What seemed much more clear based on that exchange is that any effort by the panel to vacate or otherwise undermine Judge Scheindlin’s liability opinion could end up being rather messy—not only by undermining the substantive basis for the settlement itself, as Azmy emphasized, but also by dredging up much of the drama that the panel unleashed with its decision to oust Judge Scheindlin in the first place. While mostly relegated to the background during Wednesday’s argument itself, that decision continues to cast a shadow over the Second Circuit’s involvement in the stop and frisk litigation as an institution. Indeed, because of the fallout from that decision, counsel for both sets of plaintiffs filed petitions for rehearing en banc last November that not only sought reversal of the panel’s decision, but also, quite remarkably, urged reassignment of the appeal to a different panel altogether. Those petitions—along with motions questioning whether the panel had appellate jurisdiction in the first place—are still pending, and only last month counsel for the plaintiffs directly signaled to the court that they were prepared to renew their petitions for en banc review.

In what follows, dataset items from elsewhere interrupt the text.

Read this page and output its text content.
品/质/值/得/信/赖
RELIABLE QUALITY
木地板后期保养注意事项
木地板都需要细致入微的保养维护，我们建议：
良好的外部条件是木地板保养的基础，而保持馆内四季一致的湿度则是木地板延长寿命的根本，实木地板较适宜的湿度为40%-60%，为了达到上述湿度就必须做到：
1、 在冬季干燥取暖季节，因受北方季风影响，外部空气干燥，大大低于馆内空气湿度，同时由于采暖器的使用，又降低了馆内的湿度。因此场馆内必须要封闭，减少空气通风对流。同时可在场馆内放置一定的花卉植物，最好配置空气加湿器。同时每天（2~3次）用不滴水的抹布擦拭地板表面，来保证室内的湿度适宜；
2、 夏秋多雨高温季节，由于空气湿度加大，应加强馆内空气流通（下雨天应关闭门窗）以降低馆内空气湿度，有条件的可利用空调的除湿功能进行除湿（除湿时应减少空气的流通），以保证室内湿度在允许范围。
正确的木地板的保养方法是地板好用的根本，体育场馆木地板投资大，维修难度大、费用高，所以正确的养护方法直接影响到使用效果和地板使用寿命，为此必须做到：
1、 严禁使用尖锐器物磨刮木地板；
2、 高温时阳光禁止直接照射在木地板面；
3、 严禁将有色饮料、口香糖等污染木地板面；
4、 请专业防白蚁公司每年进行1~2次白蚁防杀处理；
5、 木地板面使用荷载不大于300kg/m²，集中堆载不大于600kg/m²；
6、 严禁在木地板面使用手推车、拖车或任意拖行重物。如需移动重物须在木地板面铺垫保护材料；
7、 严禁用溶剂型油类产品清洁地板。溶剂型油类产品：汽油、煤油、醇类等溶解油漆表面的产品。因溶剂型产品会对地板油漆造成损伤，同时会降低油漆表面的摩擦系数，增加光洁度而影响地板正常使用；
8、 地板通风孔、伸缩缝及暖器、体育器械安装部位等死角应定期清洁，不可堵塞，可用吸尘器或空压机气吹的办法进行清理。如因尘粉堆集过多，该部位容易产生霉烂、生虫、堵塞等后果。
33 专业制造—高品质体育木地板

The settlement gives both the panel and the Second Circuit more generally a straightforward potential exit strategy from this unfortunate episode, one that would leave no reason for the plaintiffs to renew those requests for en banc review and would avoid reopening the wounds inflicted a year ago. In this context, while it garnered no headlines and may have made many eyes in the packed galleries glaze over, Judge Cabranes was entirely justified in raising and dwelling upon the details concerning the nature of the decree the parties were seeking. The issue undoubtedly was mindnumbing for many in attendance, but whether the panel’s disposition of these motions in fact does enable everyone to move on, and to avoid having to endure “Stop and Frisk Appeal, The Threequel,” may depend significantly upon this seemingly “clerical” but in fact highly substantive detail to a greater extent than many observers might realize.